“Leapin’ Louie” Fontinato was one of the most popular players to ever don a New York Rangers sweater.
The 6-1. 195 pound defenseman was born in January 1932 in Guelph, Ontario and came up through the Guelph Biltmore pipeline that provided the Rangers with so many young prospects such as Harry Howell, Dean Prentice, Ron Murphy and later Jean Ratelle and Rod Gilbert.
He made such an impression in his Madison Square Garden debut in October, 1954 that fans began chanting, “We want Louie,” and gave him a standing ovation. In short, he was just the kind of big, tough, defenseman the Blueshirts and their fans had been waiting for.
Fontinato earned his “Leapin’ Louie” moniker in two ways. The first was the way he would leap into checks on opponents and the second was his habit of jumping straight up when called for a penalty, which was very often. In 1955-56, his first full year in the NHL, he became the first player in league history to spend more than 200 minutes in the penalty box in a single season. He led the NHL in penalty minutes again in 1957-58 and led the team every season from 1955-56 until 1960-61.
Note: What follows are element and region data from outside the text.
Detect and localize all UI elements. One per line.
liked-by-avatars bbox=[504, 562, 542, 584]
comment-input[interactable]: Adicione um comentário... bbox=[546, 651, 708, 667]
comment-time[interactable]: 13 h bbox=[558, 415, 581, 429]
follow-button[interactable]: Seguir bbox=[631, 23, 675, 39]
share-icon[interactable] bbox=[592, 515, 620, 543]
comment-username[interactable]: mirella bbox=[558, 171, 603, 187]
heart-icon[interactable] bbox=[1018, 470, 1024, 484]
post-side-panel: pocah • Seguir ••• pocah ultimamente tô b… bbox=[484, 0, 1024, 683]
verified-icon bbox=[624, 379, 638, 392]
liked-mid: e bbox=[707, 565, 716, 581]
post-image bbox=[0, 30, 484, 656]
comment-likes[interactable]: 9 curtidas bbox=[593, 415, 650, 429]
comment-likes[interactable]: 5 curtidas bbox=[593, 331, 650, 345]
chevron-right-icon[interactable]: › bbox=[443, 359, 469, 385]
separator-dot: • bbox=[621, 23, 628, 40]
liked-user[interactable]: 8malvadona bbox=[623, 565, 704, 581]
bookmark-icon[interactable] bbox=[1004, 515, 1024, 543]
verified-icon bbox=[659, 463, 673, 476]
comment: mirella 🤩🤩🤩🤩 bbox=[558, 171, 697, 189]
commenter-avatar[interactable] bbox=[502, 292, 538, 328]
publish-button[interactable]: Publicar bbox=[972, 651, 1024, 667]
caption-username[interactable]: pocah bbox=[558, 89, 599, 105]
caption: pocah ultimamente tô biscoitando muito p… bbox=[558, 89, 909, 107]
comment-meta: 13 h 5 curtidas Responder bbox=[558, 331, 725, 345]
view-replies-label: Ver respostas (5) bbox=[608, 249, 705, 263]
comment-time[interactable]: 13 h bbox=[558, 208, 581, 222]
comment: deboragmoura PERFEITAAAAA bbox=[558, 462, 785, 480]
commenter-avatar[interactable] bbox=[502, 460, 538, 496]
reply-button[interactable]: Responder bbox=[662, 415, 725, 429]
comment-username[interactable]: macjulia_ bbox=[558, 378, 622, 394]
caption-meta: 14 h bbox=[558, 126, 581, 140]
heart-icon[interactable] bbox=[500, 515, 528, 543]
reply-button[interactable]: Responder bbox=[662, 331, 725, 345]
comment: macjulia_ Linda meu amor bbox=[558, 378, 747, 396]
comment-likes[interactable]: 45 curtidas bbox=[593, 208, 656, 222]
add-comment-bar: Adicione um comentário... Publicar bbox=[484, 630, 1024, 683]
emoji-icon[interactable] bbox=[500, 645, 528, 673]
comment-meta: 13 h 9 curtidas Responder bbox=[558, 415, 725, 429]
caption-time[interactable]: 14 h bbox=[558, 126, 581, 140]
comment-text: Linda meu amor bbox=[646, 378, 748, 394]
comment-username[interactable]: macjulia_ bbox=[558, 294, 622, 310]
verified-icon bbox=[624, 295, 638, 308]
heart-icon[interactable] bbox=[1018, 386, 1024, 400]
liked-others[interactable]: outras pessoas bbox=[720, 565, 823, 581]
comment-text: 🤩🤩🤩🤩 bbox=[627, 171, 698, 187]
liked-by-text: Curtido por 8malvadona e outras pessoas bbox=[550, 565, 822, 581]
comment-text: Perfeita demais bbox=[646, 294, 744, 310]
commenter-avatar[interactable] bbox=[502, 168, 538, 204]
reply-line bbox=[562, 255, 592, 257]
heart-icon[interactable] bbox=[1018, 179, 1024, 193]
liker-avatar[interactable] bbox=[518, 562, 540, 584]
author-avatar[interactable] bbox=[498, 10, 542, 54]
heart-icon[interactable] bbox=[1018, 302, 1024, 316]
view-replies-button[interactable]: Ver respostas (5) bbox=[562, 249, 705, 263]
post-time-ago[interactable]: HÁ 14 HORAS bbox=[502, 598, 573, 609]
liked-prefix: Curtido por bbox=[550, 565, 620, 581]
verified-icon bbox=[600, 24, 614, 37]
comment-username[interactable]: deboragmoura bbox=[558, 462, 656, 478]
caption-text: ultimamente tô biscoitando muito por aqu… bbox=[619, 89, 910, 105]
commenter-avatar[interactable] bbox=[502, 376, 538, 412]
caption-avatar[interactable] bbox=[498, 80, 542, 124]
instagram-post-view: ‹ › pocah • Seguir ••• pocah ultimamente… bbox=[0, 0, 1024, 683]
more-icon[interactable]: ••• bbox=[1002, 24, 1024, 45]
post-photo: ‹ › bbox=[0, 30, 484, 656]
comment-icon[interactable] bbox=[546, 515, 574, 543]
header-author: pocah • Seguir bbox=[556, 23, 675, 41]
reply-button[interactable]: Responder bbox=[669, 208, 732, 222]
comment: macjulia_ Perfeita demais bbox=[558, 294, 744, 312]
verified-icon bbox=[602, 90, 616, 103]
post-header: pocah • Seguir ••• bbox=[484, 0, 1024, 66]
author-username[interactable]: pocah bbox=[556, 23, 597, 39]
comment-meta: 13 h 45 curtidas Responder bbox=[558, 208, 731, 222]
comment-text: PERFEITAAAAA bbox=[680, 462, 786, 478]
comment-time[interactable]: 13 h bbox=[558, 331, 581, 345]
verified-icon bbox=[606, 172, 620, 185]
Fontinato quickly became the most respected enforcer in the league by taking on all comers, big and small. He also seemed to enjoy that aspect of the game, as he was often seen smiling before and after each bout.
However, Fontinato’s reputation as well as his nose took a beating on the afternoon of February 1, 1959 in a game against Detroit at Madison Square Garden. Gordie Howe was getting the best of Eddie Shack and Fontinato sped over to help his teammate. After getting a few quick punches in on Howe, Gordie responded, grabbing Fontinato by the sweater and unleashing a series of short powerful rights that echoed throughout the Garden. Clop! Clop! Clop! Fontinato wound up bloodied and beaten, his nose pointing off to the side of his face. But at least he stayed on his feet and was not knocked out.
In the summer of 1961, Louie, then 29, asked GM Muzz Patrick for a raise. Patrick refused and traded him to Montreal for 37-year old Doug Harvey, who became the Rangers playing coach.
Lou’s career came to a tragic end on March 9, 1963 in a game against the Rangers in the Montreal Forum, when he suffered a broken neck attempting to check Vic Hadfield into the boards. Lou was paralyzed for a month but got back on his feet after several spinal surgeries and months of rehab. He then returned to Guelph and raised cattle for the next 55 years.
Fontinato scored 26 goals with 78 assists for 104 points with 1,242 penalty minutes in 536 regular season games with the Rangers and Canadiens. He also recorded two assists and 42 PIM in 42 playoff games.
New York loved Fontinato, and the defenseman loved the city back.
“I like the ravioli and I like the people,” he said when asked about New York as a rookie. “They all look like Paisans.”
Lou Fontinato passed away in July 2016 at the age of 84.